2. Their representative, with prior accreditation of representation. When the request is made by a person other than the holder, the legal capacity or mandate to act must be duly accredited; and if such capacity is not accredited, the request shall be deemed not to have been filed.

The petition, complaint or claim must contain the identification of the Holder, the description of the facts that give rise to the claim, the address, and accompanying documents to be asserted. If the claim is incomplete, the interested party will be required within five (5) days after receipt of the claim to correct the faults.

After two (2) months from the date of the requirement, without the applicant submitting the required information, it will be understood that the claim has been abandoned. In the event that the person receiving the claim is not competent to resolve it, he/she will transfer it to the appropriate person within a maximum term of two (2) business days and will inform the interested party of the situation.

Once the complete claim has been received, a legend will be included in the database stating "claim in process" and the reason for the claim, within a term not exceeding two (2) business days. Such legend shall be maintained until the claim is decided.

The maximum term to address the claim shall be fifteen (15) business days from the day following the date of receipt. When it is not possible to address the claim within such term, the interested party shall be informed of the reasons for the delay and the date on which the claim will be addressed, which in no case may exceed eight (8) business days following the expiration of the first term.

 

8. AUTHORIZATION FOR THE CONSULTATION AND PROCESSING OF FINANCIAL DATA IN CREDIT BUREAUS.

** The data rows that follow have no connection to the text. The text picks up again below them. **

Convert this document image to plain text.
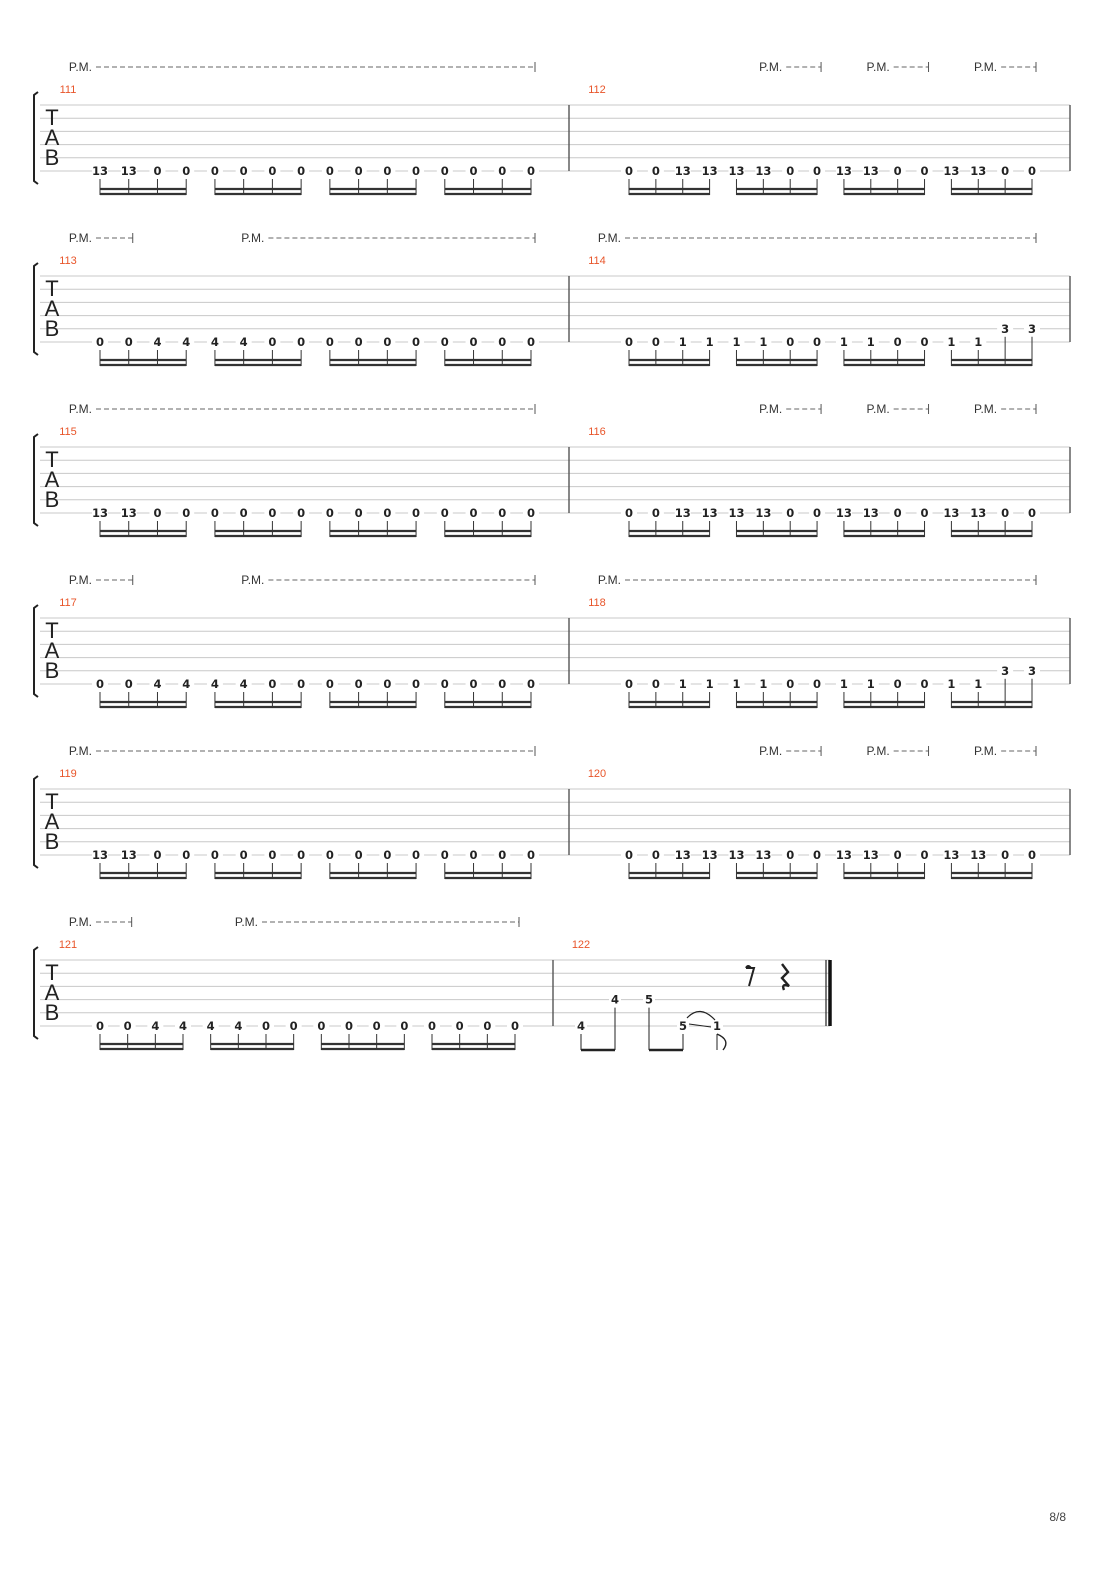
T
A
B
111
13 13 0 0 0 0 0 0 0 0 0 0 0 0 0 0
P.M.
112
0 0 13 13 13 13 0 0 13 13 0 0 13 13 0 0
P.M.	P.M.	P.M.
T
A
B
113
0 0 4 4 4 4 0 0 0 0 0 0 0 0 0 0
P.M.	P.M.
114
0 0 1 1 1 1 0 0 1 1 0 0 1 1
3 3
P.M.
T
A
B
115
13 13 0 0 0 0 0 0 0 0 0 0 0 0 0 0
P.M.
116
0 0 13 13 13 13 0 0 13 13 0 0 13 13 0 0
P.M.	P.M.	P.M.
T
A
B
117
0 0 4 4 4 4 0 0 0 0 0 0 0 0 0 0
P.M.	P.M.
118
0 0 1 1 1 1 0 0 1 1 0 0 1 1
3 3
P.M.
T
A
B
119
13 13 0 0 0 0 0 0 0 0 0 0 0 0 0 0
P.M.
120
0 0 13 13 13 13 0 0 13 13 0 0 13 13 0 0
P.M.	P.M.	P.M.
T
A
B
121
0 0 4 4 4 4 0 0 0 0 0 0 0 0 0 0
P.M.	P.M.
122
4
4 5
5 1
8/8
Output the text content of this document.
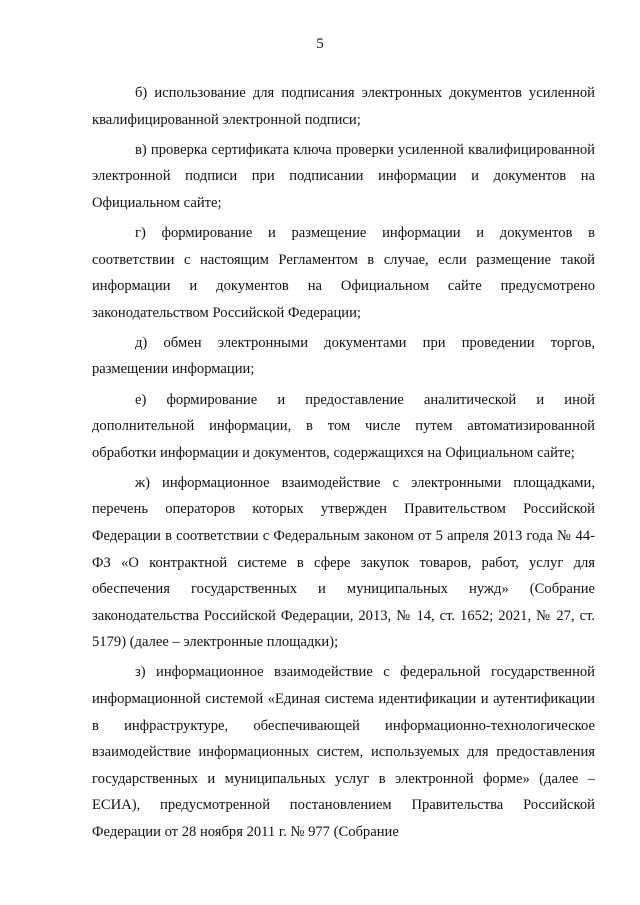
5

б) использование для подписания электронных документов усиленной квалифицированной электронной подписи;

в) проверка сертификата ключа проверки усиленной квалифицированной электронной подписи при подписании информации и документов на Официальном сайте;

г) формирование и размещение информации и документов в соответствии с настоящим Регламентом в случае, если размещение такой информации и документов на Официальном сайте предусмотрено законодательством Российской Федерации;

д) обмен электронными документами при проведении торгов, размещении информации;

е) формирование и предоставление аналитической и иной дополнительной информации, в том числе путем автоматизированной обработки информации и документов, содержащихся на Официальном сайте;

ж) информационное взаимодействие с электронными площадками, перечень операторов которых утвержден Правительством Российской Федерации в соответствии с Федеральным законом от 5 апреля 2013 года № 44-ФЗ «О контрактной системе в сфере закупок товаров, работ, услуг для обеспечения государственных и муниципальных нужд» (Собрание законодательства Российской Федерации, 2013, № 14, ст. 1652; 2021, № 27, ст. 5179) (далее – электронные площадки);

з) информационное взаимодействие с федеральной государственной информационной системой «Единая система идентификации и аутентификации в инфраструктуре, обеспечивающей информационно-технологическое взаимодействие информационных систем, используемых для предоставления государственных и муниципальных услуг в электронной форме» (далее – ЕСИА), предусмотренной постановлением Правительства Российской Федерации от 28 ноября 2011 г. № 977 (Собрание
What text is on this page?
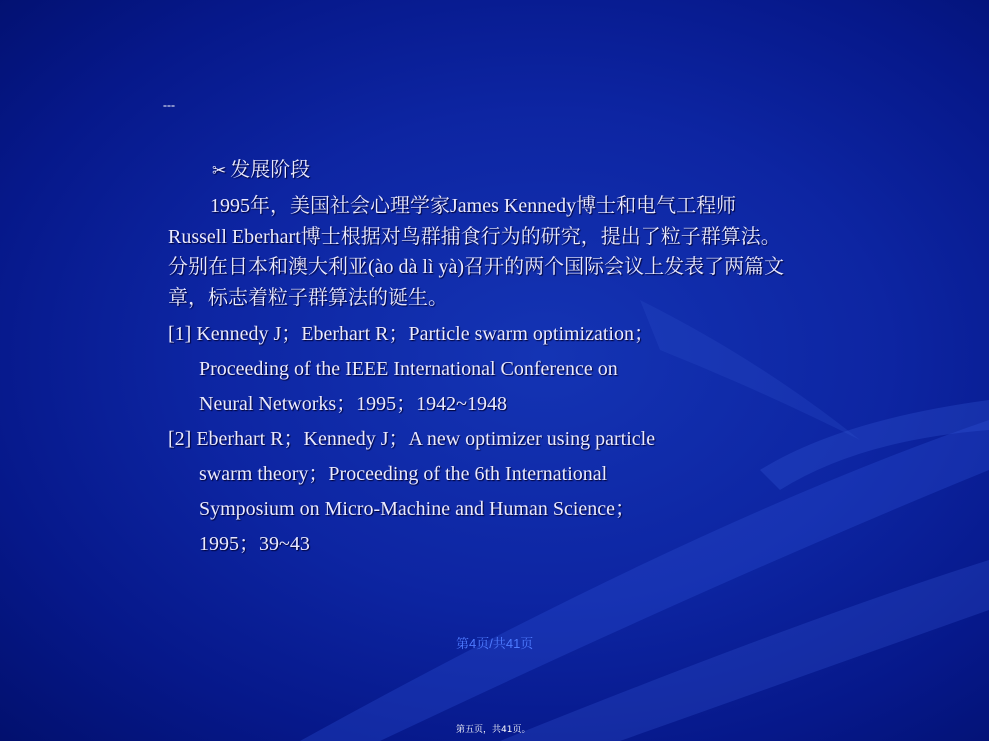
---

✂ 发展阶段

1995年，美国社会心理学家James Kennedy博士和电气工程师
Russell Eberhart博士根据对鸟群捕食行为的研究，提出了粒子群算法。
分别在日本和澳大利亚(ào dà lì yà)召开的两个国际会议上发表了两篇文
章，标志着粒子群算法的诞生。

[1] Kennedy J；Eberhart R；Particle swarm optimization；
Proceeding of the IEEE International Conference on
Neural Networks；1995；1942~1948
[2] Eberhart R；Kennedy J；A new optimizer using particle
swarm theory；Proceeding of the 6th International
Symposium on Micro-Machine and Human Science；
1995；39~43

第4页/共41页
第五页，共41页。
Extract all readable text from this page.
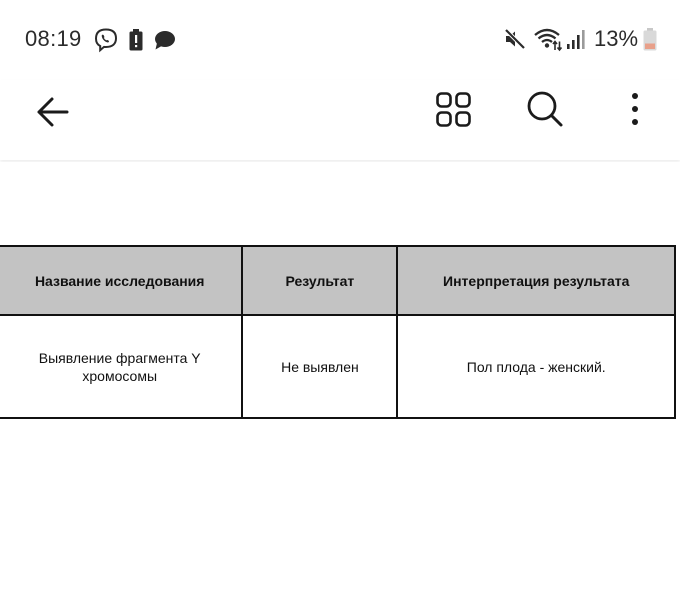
08:19	13%
Название исследования	Результат	Интерпретация результата
Выявление фрагмента Y хромосомы	Не выявлен	Пол плода - женский.
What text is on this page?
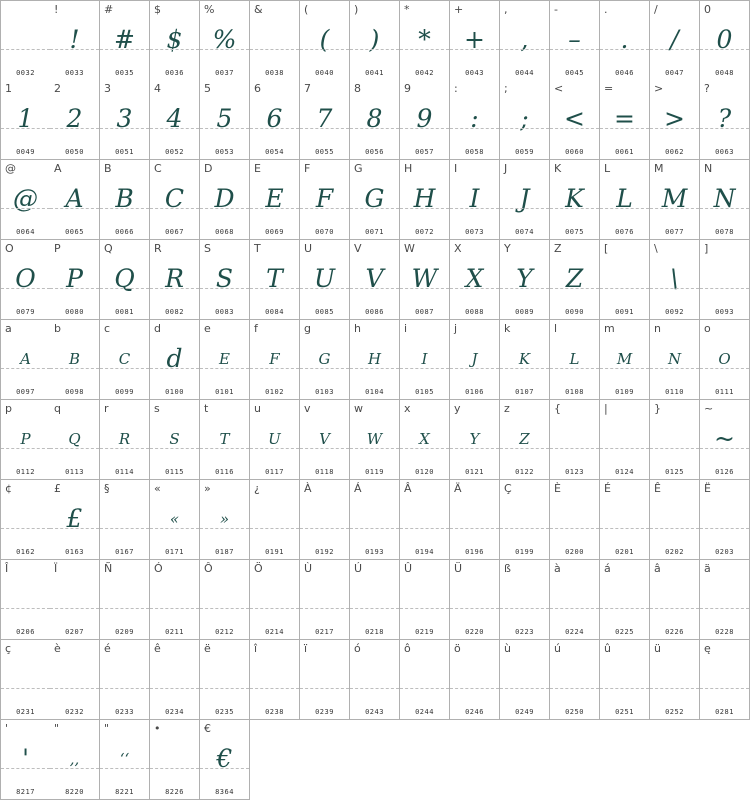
0032
!
!
0033
#
#
0035
$
$
0036
%
%
0037
&
0038
(
(
0040
)
)
0041
*
*
0042
+
+
0043
,
,
0044
-
–
0045
.
.
0046
/
/
0047
0
0
0048
1
1
0049
2
2
0050
3
3
0051
4
4
0052
5
5
0053
6
6
0054
7
7
0055
8
8
0056
9
9
0057
:
:
0058
;
;
0059
<
<
0060
=
=
0061
>
>
0062
?
?
0063
@
@
0064
A
A
0065
B
B
0066
C
C
0067
D
D
0068
E
E
0069
F
F
0070
G
G
0071
H
H
0072
I
I
0073
J
J
0074
K
K
0075
L
L
0076
M
M
0077
N
N
0078
O
O
0079
P
P
0080
Q
Q
0081
R
R
0082
S
S
0083
T
T
0084
U
U
0085
V
V
0086
W
W
0087
X
X
0088
Y
Y
0089
Z
Z
0090
[
0091
\
\
0092
]
0093
a
A
0097
b
B
0098
c
C
0099
d
d
0100
e
E
0101
f
F
0102
g
G
0103
h
H
0104
i
I
0105
j
J
0106
k
K
0107
l
L
0108
m
M
0109
n
N
0110
o
O
0111
p
P
0112
q
Q
0113
r
R
0114
s
S
0115
t
T
0116
u
U
0117
v
V
0118
w
W
0119
x
X
0120
y
Y
0121
z
Z
0122
{
0123
|
0124
}
0125
~
~
0126
¢
0162
£
£
0163
§
0167
«
«
0171
»
»
0187
¿
0191
À
0192
Á
0193
Â
0194
Ä
0196
Ç
0199
È
0200
É
0201
Ê
0202
Ë
0203
Î
0206
Ï
0207
Ñ
0209
Ó
0211
Ô
0212
Ö
0214
Ù
0217
Ú
0218
Û
0219
Ü
0220
ß
0223
à
0224
á
0225
â
0226
ä
0228
ç
0231
è
0232
é
0233
ê
0234
ë
0235
î
0238
ï
0239
ó
0243
ô
0244
ö
0246
ù
0249
ú
0250
û
0251
ü
0252
ę
0281
'
'
8217
"
,,
8220
"
‘‘
8221
•
8226
€
€
8364
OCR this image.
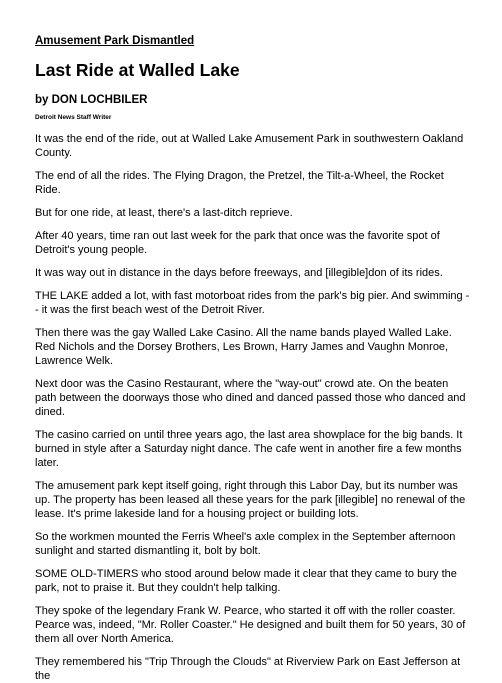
Amusement Park Dismantled
Last Ride at Walled Lake
by DON LOCHBILER
Detroit News Staff Writer

It was the end of the ride, out at Walled Lake Amusement Park in southwestern Oakland County.

The end of all the rides. The Flying Dragon, the Pretzel, the Tilt-a-Wheel, the Rocket Ride.

But for one ride, at least, there's a last-ditch reprieve.

After 40 years, time ran out last week for the park that once was the favorite spot of Detroit's young people.

It was way out in distance in the days before freeways, and [illegible]don of its rides.

THE LAKE added a lot, with fast motorboat rides from the park's big pier. And swimming -- it was the first beach west of the Detroit River.

Then there was the gay Walled Lake Casino. All the name bands played Walled Lake. Red Nichols and the Dorsey Brothers, Les Brown, Harry James and Vaughn Monroe, Lawrence Welk.

Next door was the Casino Restaurant, where the "way-out" crowd ate. On the beaten path between the doorways those who dined and danced passed those who danced and dined.

The casino carried on until three years ago, the last area showplace for the big bands. It burned in style after a Saturday night dance. The cafe went in another fire a few months later.

The amusement park kept itself going, right through this Labor Day, but its number was up. The property has been leased all these years for the park [illegible] no renewal of the lease. It's prime lakeside land for a housing project or building lots.

So the workmen mounted the Ferris Wheel's axle complex in the September afternoon sunlight and started dismantling it, bolt by bolt.

SOME OLD-TIMERS who stood around below made it clear that they came to bury the park, not to praise it. But they couldn't help talking.

They spoke of the legendary Frank W. Pearce, who started it off with the roller coaster. Pearce was, indeed, "Mr. Roller Coaster." He designed and built them for 50 years, 30 of them all over North America.

They remembered his "Trip Through the Clouds" at Riverview Park on East Jefferson at the
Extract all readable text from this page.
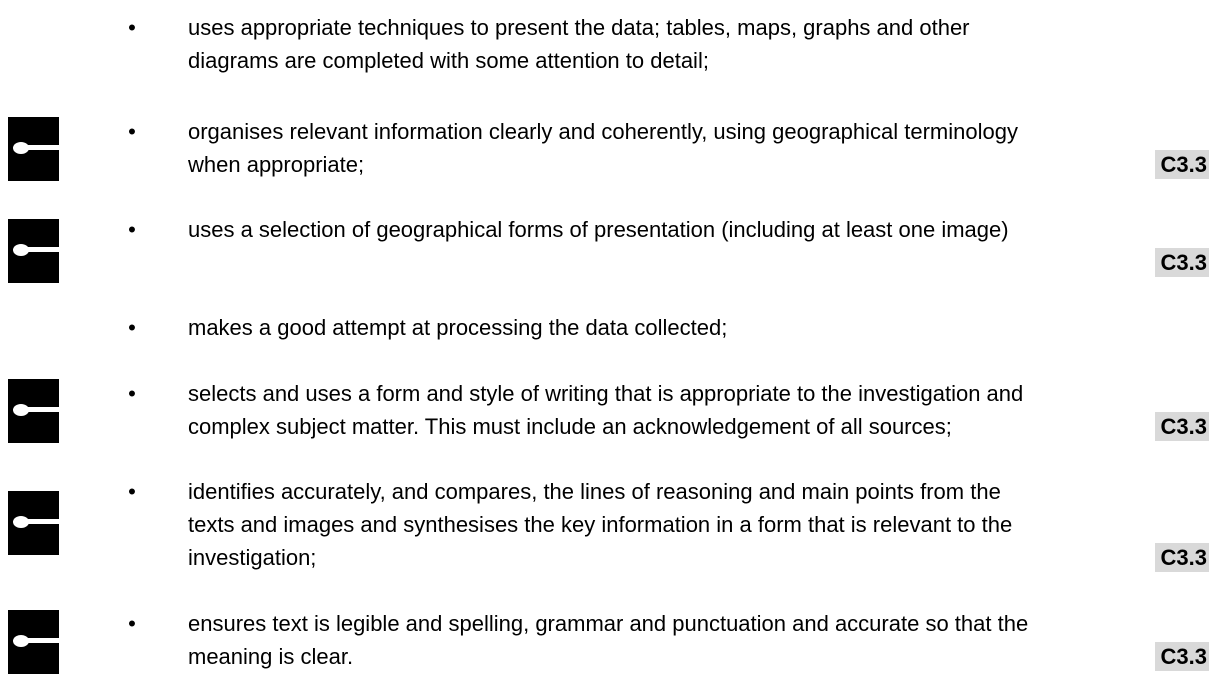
•	uses appropriate techniques to present the data; tables, maps, graphs and other
diagrams are completed with some attention to detail;
•	organises relevant information clearly and coherently, using geographical terminology
when appropriate;	C3.3
•	uses a selection of geographical forms of presentation (including at least one image)

C3.3
•	makes a good attempt at processing the data collected;
•	selects and uses a form and style of writing that is appropriate to the investigation and
complex subject matter. This must include an acknowledgement of all sources;	C3.3
•	identifies accurately, and compares, the lines of reasoning and main points from the
texts and images and synthesises the key information in a form that is relevant to the
investigation;	C3.3
•	ensures text is legible and spelling, grammar and punctuation and accurate so that the
meaning is clear.	C3.3
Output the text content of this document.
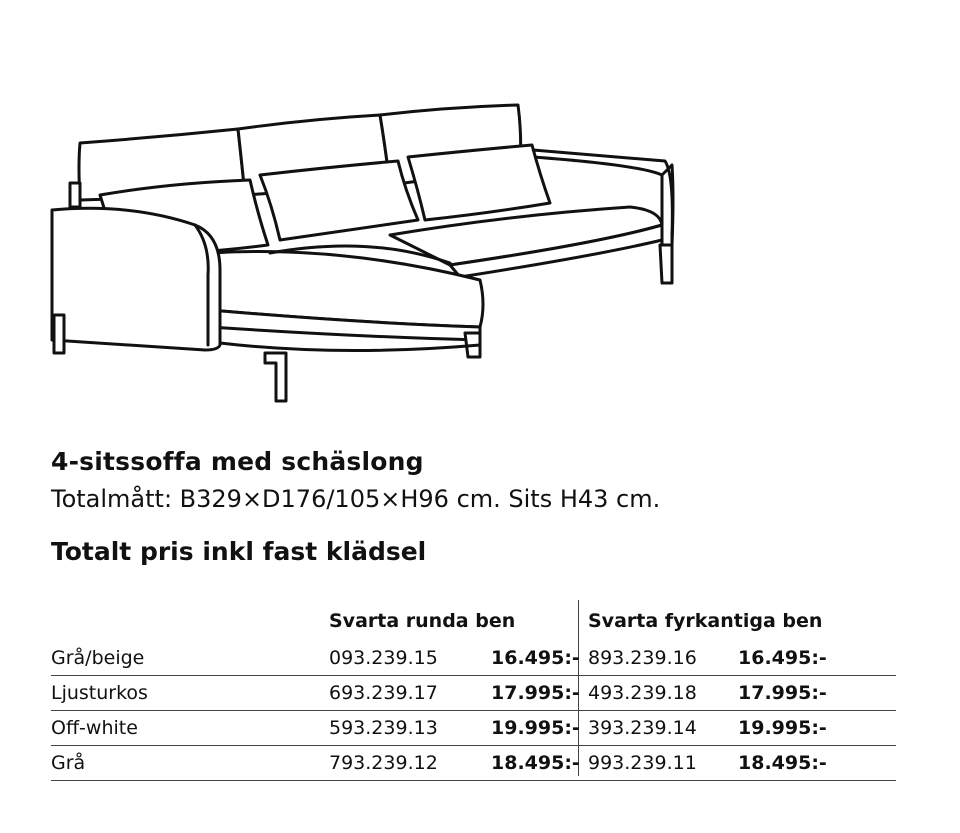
4-sitssoffa med schäslong
Totalmått: B329×D176/105×H96 cm. Sits H43 cm.
Totalt pris inkl fast klädsel
Svarta runda ben	Svarta fyrkantiga ben
Grå/beige	093.239.15	16.495:- 893.239.16 16.495:-
Ljusturkos	693.239.17	17.995:- 493.239.18 17.995:-
Off-white	593.239.13	19.995:- 393.239.14 19.995:-
Grå	793.239.12	18.495:- 993.239.11 18.495:-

With the acceptance of this Privacy Policy, you expressly and irrevocably, freely and voluntarily authorize Netviajes or whoever represents your rights or holds in the future in any capacity as creditor, to report, consult and disclose to the Banking Association and Financial Institutions of Colombia ASOBANCARIA, or any other operator and / or legally established source of information, all the information regarding its behavior as a client related to the birth, execution, modification, liquidation and/or extinction of the obligations derived from the present contract, at any time, and which may be reflected in the databases of CIFIN or any other legally established operator and/or source of information. The permanence of the information shall be subject to the principles, terms and conditions set forth in Law 1266 of 2008, Law 1581 of 2012 and other rules that modify, clarify or regulate it. Likewise, you expressly and irrevocably authorize Netviajes to consult all the financial, credit, commercial, service and other information coming from other countries, related to the commercial relations you have with the financial, commercial and service system, or any other sector, both in Colombia and abroad, at any time.

The present authorization is extended so that Netviajes can share your financial information with public or private third parties, whether they are information sources, information operators or users, with whom you have legal ties of any nature, all in accordance with the provisions of the current legislation in Colombia regarding the protection of personal data.

 

9. SECURITY MEASURES

In development of the security principle established in Law 1581 of 2012, Netviajes will adopt the technical, human and administrative measures that are necessary to provide security to the records avoiding their adulteration, loss, consultation, use or unauthorized or fraudulent access. The personnel performing the processing of personal data will execute the protocols established in order to ensure the security of the information.

 

10. EFFECTIVE DATE

This version of the information processing policy manual is effective from the date of its publication on the company's website.